To which I replied, "If I value six hours of my life to such a high degree, why shouldn't the filmmaker value his time to the same extent? If I expect quality from the film I watch, why shouldn't the filmmaker hold his work to the same standard? If filmmakers know more than film critics or audiences, shouldn't they be making better movies on the regular and schooling us week in week out? And most of all, if they were to fail, shouldn't their failures be noble failures instead of utterly unwatchable and cynical dumpster fires?"
Speaking of dumpster fires;
At a certain point in this "movie", Ram Konidela played by Konidela Ram Charan Teja (don't even get us started with this ham-handed piece of self-branding) decapitates two of the villain's henchmen. Their disembodied heads fly into the air and are quickly grabbed on to by two vultures. In a fit of rage, the villain (Raja Bhai Munna played by Vivek Oberoi) chases after the vultures leaving our "hero" to mercilessly murder a few dozen more of the former's men.
This happens.
The film expects us to take it seriously.
We ask, "Why should we?"
Because we respect our job and your intelligence, here's our understanding of this movie's plot. Four young orphans find an orphan baby and choose to raise it. The four young orphans grow up to be functioning members of society by studying well and working at the electoral commission. The fifth jobless orphan is our "hero" who has no goal in life except to beat up random people. A mafia lord in Bihar is hard at work obstructing the electoral process, and our hero and his brothers take it upon themselves to stop this madman.
Madman, Raja Bhai Munna, displays his ruthlessness by having a snake bite him which results in the snake's death. Yes, this happens too. And we ask, why should we take this seriously?
Raja Bhai ruthlessly massacres the brave troops of the army, and the movie expects us to believe that the only person capable of stopping him is our hero. The film's internal logic dictates that this one man is better than the third biggest armed force in the world. Why should we buy into this line of logic?
The movie throws in some token lines about feminism and women's rights, and follows it up with an intro shot of the lead actress that has the camera leering down her shirt. We ask you, why does this film deserve any sympathy?
The filmmakers fail to crop their effects properly, show their lead character take a journey from Hyderabad to the India-Nepal border in under 5 minutes, and use stock footage instead of B-roll in their transition shots. This is a movie that is too lazy to shoot a bunch of B-roll. If they don't care, why should we?
Do we have to like these characters because they are played by name actors, or do we have to like them because the writing, story-telling and acting are good? Why should we empathize with a character that casually kills 300 people, does not study or work, and has no redeeming quality other than "loving his family"? We ask the writers, director and makers of this film - why?
There was an oft-quoted saying at an old workplace of mine. It went, "You are only as good as your last shift." It was meant to instill focus and drive consistency. There were no easy outs nor were there any chances of resting on laurels. And we do think we speak for the film-going audience, at large, when we say this should be the mantra of Tollywood as well.

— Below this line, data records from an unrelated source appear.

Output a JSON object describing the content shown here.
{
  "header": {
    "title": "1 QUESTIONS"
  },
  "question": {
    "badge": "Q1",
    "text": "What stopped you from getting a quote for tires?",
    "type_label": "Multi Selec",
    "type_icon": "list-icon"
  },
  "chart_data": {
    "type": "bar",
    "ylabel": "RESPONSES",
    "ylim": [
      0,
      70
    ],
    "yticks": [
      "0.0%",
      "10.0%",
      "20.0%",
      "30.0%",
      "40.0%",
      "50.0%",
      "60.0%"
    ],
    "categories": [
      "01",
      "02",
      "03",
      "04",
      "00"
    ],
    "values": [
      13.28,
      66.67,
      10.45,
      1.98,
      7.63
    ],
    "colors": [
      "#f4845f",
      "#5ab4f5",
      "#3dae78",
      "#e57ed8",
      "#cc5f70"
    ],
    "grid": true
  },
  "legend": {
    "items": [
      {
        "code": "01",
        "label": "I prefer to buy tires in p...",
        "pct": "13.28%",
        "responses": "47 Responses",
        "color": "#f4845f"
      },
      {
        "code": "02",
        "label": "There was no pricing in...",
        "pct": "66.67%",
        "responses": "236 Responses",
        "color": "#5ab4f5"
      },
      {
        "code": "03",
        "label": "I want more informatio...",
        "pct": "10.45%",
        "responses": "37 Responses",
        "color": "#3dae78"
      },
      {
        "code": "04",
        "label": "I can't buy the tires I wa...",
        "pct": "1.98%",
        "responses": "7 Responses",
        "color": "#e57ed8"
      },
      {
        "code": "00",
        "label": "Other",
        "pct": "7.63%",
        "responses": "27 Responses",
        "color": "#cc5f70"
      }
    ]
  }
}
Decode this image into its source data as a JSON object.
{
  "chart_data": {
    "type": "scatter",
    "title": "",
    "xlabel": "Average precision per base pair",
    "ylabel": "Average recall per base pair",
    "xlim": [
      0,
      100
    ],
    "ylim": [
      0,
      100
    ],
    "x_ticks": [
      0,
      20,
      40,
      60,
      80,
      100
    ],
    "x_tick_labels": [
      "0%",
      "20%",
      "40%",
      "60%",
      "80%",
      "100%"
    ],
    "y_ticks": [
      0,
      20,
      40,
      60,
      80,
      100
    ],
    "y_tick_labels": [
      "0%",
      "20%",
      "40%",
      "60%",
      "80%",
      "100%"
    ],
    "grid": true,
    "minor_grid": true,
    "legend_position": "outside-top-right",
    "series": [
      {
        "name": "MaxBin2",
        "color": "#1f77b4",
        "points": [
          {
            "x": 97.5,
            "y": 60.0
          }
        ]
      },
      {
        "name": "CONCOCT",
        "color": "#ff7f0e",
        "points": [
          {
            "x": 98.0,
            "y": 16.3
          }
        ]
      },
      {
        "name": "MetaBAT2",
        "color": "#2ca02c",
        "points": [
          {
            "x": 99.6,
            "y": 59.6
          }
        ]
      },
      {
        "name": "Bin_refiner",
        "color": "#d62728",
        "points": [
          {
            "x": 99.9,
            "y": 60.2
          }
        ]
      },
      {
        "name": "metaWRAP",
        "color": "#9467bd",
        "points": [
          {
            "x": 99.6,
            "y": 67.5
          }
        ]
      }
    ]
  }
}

We say this because Vinaya Vidheya Rama is the product of a group of highly successful people resting on their laurels and trying to hit a much-coveted release date. Director Boyapati Srinu, composer Devi Sri Prasad, editor Kotagiri Venkateswara Rao and star Ram Charan Tej (who delivered a performance for the ages in
Rangasthalam under a year ago) are all seemingly blissfully ignorant of the cinematic equivalent of a train wreck they've unleashed onto screens the world over. And just like a train wreck, there are horrifying visuals you would be better off never looking at, and ear-shattering noises that every ENT specialist has been warning of since times immemorial.
There are a limited number of synonyms to the words bad and cynical the English language has on offer. The sheer number of bad and cynical scenes, shots and sequences this "thing" has on offer far outnumber the aforementioned limited number. This movie, like its lead character, is beyond redemption.